The estimated TFR Amended by Educational Statistics and House Registration Data Firstly, the age and sex specific data of the low-age groups in census data and education statistical data were divided by the survive rates to calculate the numbers of births. Secondly, believing in the high quality of educational statistics, the numbers of births from 2000 to 2005 based on the education statistics data were used as numerators when calculated the TFRs.
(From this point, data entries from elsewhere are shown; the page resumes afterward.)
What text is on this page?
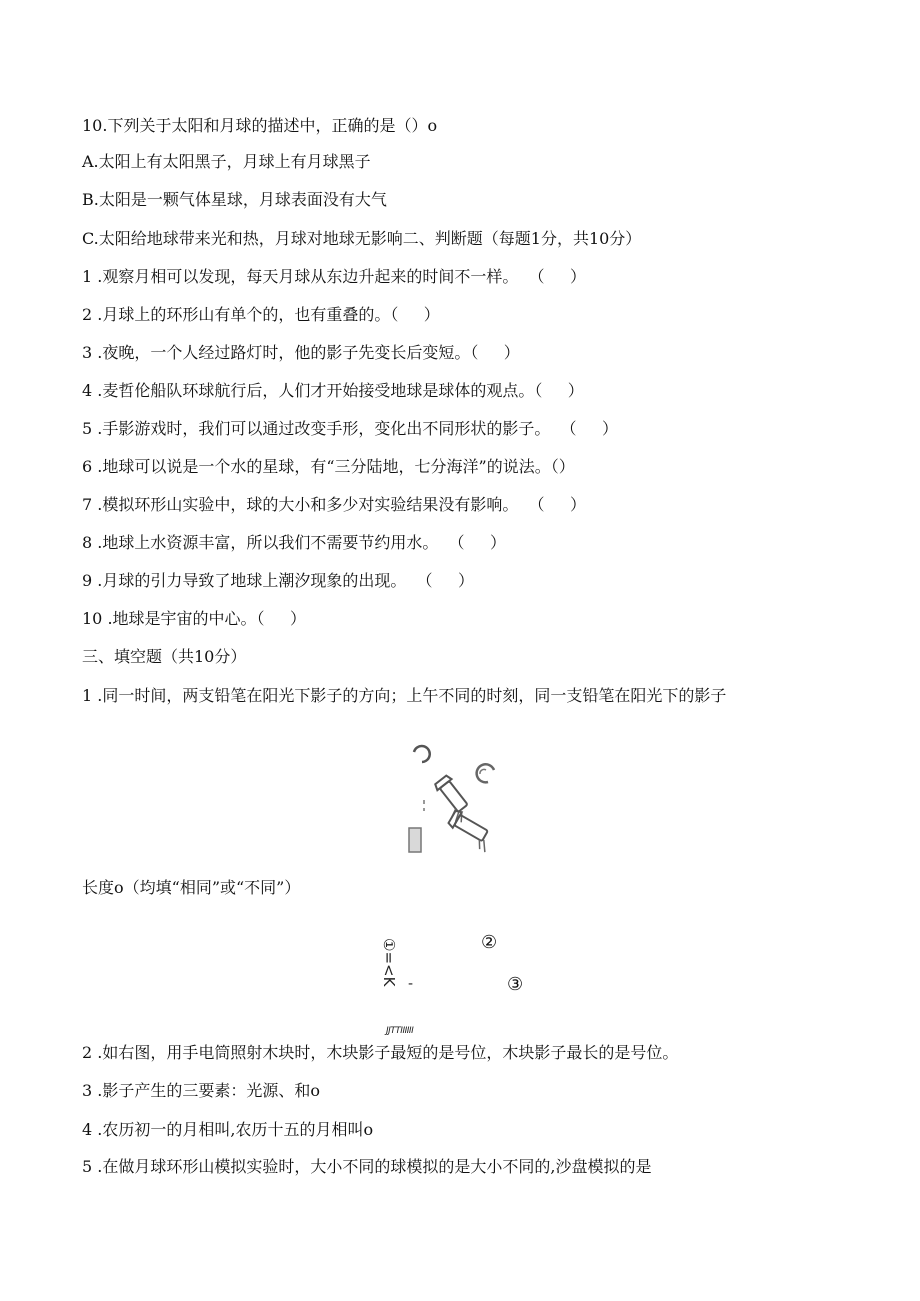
10.下列关于太阳和月球的描述中，正确的是（）o
A.太阳上有太阳黑子，月球上有月球黑子
B.太阳是一颗气体星球，月球表面没有大气
C.太阳给地球带来光和热，月球对地球无影响二、判断题（每题1分，共10分）
1 .观察月相可以发现，每天月球从东边升起来的时间不一样。  （     ）
2 .月球上的环形山有单个的，也有重叠的。（     ）
3 .夜晚，一个人经过路灯时，他的影子先变长后变短。（     ）
4 .麦哲伦船队环球航行后，人们才开始接受地球是球体的观点。（     ）
5 .手影游戏时，我们可以通过改变手形，变化出不同形状的影子。  （     ）
6 .地球可以说是一个水的星球，有“三分陆地，七分海洋”的说法。（）
7 .模拟环形山实验中，球的大小和多少对实验结果没有影响。  （     ）
8 .地球上水资源丰富，所以我们不需要节约用水。  （     ）
9 .月球的引力导致了地球上潮汐现象的出现。  （     ）
10 .地球是宇宙的中心。（     ）
三、填空题（共10分）
1 .同一时间，两支铅笔在阳光下影子的方向；上午不同的时刻，同一支铅笔在阳光下的影子
长度o（均填“相同”或“不同”）
①=<K -
②
③
JJTTIIIIII
2 .如右图，用手电筒照射木块时，木块影子最短的是号位，木块影子最长的是号位。
3 .影子产生的三要素：光源、和o
4 .农历初一的月相叫,农历十五的月相叫o
5 .在做月球环形山模拟实验时，大小不同的球模拟的是大小不同的,沙盘模拟的是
But the births of 2006-2009 can’t be calculated from the educational data because the youngest age group of educational statistical data was age-7 group in Educational Statistics 2012, which was born in 2005. Therefore, the tendency of census data and the fertility level of education statistical data were combined to calculate the estimated births of educational data from 2006-2009. In the third step, we fit a linear relationship between the births of census data from 1990 to 2005 and those of educational data with the OLS method(y=0.7792x+4822837,R2=0.9933). Then the regression equation and the births of census data from 2006 to 2009 were used to get the estimated births of educational data from 2006 to 2009. Fourth, the total number of births for each year was multiplied by the fertility distribution of women aged 15-49(based on the Census 2000 and 2010) to calculate the numbers of age-specific births. Finally, the numbers of women of different age groups in house registration data were used as the denominator when we compute the age-specific fertility rate to correct the over reporting of women of childbearing age in census data. The estimated TFRs after emendation are listed as below:

Table 4 The Estimated TFRs Amended by Educational Statistics: 2000-2009 Year 2000 2001 2002 2003 2004 2005 2006 2007 2008 2009 TFR 1.64 1.65 1.60 1.61 1.62 1.70 1.68 1.67 1.66 1.60

Conclusion and Discussion After the comparison between the census data and the data from other resources, which are independent of census system, we can draw a conclusion that there were underreporting problems in the low-age groups in the census data. Because of the underreporting of children and overreporting of women in Census 2010, the TFR would be substantially underestimated when we used the number of children as the numerator and the number of women as the denominator in the calculation, and the estimated TFRs after correction were around 1.60-1.70 in China since 2000, which were much higher than the results of Census 2000 and Census 2010. In the future, more and more resources of data, such as the new-born baby data and the vaccination records collected by the hospital system, should be used to evaluate and improve the quality of census data. But always keep it in mind that there is no best data and every data will has its merits and demerits.